On 2015-02-16 at 22:12, Jonathan Marler wrote:
On Monday, 16 February 2015 at 19:12:45 UTC, FG wrote:
Range violation is an Error, but never mind that. The real question is: given
all the work related to @nogc, wouldn't it be better for such common Errors to
be preallocated and only have file and line updated when they are thrown?
@nogc already, because they simply cast typeid(OutOfMemoryError).init or
typeid(InvalidMemoryOperationError).init:
extern (C) void onOutOfMemoryError(void* pretend_sideffect = null) @trusted
pure nothrow @nogc
extern (C) void onInvalidMemoryOperationError(void* pretend_sideffect = null)

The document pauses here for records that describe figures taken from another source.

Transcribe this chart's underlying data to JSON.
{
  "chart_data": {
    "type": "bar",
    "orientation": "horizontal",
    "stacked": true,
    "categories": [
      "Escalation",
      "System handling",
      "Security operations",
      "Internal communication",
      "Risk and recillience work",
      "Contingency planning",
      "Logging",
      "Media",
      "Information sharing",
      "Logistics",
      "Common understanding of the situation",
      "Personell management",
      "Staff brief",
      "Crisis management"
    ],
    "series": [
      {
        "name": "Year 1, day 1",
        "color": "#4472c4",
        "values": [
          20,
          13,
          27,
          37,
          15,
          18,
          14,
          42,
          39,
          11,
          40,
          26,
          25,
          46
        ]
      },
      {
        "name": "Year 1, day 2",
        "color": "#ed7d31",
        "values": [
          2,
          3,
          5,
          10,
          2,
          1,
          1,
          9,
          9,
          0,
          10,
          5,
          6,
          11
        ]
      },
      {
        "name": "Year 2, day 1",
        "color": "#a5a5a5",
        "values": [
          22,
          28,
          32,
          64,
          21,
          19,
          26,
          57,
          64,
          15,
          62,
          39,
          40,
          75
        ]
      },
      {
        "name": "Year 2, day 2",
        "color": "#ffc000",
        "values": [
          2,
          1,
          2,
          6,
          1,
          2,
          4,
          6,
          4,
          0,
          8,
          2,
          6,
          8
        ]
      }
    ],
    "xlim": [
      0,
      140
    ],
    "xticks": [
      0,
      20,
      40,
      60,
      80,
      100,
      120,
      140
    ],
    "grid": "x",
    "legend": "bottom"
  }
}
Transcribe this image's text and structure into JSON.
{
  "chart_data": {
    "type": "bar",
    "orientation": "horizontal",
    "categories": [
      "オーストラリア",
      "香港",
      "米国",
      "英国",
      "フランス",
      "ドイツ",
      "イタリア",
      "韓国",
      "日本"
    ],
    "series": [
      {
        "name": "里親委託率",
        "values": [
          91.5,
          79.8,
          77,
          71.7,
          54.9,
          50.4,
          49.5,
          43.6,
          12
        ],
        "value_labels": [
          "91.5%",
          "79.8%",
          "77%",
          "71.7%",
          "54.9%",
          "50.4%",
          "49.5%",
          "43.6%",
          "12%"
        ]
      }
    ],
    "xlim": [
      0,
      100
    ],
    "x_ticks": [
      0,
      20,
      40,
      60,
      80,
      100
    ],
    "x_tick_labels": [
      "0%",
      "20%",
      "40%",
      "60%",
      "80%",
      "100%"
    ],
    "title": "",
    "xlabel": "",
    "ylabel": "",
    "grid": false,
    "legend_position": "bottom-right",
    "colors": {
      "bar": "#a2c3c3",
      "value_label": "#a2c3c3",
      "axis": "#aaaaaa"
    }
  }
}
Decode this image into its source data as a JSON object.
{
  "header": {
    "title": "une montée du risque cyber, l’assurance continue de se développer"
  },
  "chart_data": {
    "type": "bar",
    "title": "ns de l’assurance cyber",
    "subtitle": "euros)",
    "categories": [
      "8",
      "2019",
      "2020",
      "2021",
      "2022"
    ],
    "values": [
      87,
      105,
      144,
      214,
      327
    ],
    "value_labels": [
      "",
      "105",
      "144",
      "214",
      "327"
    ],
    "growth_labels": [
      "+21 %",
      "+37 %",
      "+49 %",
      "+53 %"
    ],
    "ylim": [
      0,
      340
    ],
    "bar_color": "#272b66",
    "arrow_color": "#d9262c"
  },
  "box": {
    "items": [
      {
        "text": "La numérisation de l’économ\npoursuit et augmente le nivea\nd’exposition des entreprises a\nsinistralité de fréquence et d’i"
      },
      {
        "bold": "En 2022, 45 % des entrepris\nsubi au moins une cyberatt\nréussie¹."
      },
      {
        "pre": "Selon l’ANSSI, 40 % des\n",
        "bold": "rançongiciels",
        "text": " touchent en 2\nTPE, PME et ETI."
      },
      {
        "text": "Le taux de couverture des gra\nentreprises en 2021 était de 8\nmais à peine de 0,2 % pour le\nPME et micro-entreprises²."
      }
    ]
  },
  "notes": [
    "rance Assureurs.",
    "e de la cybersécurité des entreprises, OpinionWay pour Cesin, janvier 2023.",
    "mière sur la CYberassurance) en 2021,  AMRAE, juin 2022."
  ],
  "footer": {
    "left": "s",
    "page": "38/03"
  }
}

@trusted pure nothrow @nogc
Could be made @nogc with one object of each kind preallocated:
extern (C) void onAssertError( string file = __FILE__, size_t line = __LINE__ )
nothrow
extern (C) void onRangeError( string file = __FILE__, size_t line = __LINE__ )
@safe pure nothrow
extern (C) void onSwitchError( string file = __FILE__, size_t line = __LINE__ )
@safe pure nothrow
This could be a good idea for some types of exceptions. I believe OutOfMemory
is already pre-allocated (it has to be since you can't allocate it once you are
out of memory). The problem with your suggestion is that if you allow the
exception to be updated with the line number/filename(it isn't immutable), then
you have to store it in TLS memory. That may be an acceptable tradeoff, but
you have to take that into consideration. Also if you have a chain of
exceptions you wouldn't be able to include the same exception more then once in
the chain.
The problem D has with exceptions and GC memory is complex and will have
different optimal solutions in different cases. In some cases, it would be
better for D to support non-GC heap allocated exceptions. Maybe these types of
exceptions could be derived from another class so the user code will know that
the memory needs to be freed. There are also other ideas but my point is we
should make a plan about what solutions we think would be good to implement and
determine which ones we want to tackle first.
Yes, they would be in TLS. I know exceptions in general are a complex problem,
therefore I limited the comment only to errors, because forbidding the use of
`aa[key]` in @nogc seemed odd (although I do think that `aa.get(key, default)`
and `key in aa` are superior to `aa[key]`). I have seen a few examples of
Exception chaining, but not Error chaining, and since Error trumps Exception,
whatever else was raised was of less importance to me, so I didn't give much
thought to that.
And as for the extra non-GC exception class, maybe, I'm not sure, but it should
nevertheless be a subclass of Exception to allow for a simple catch-all.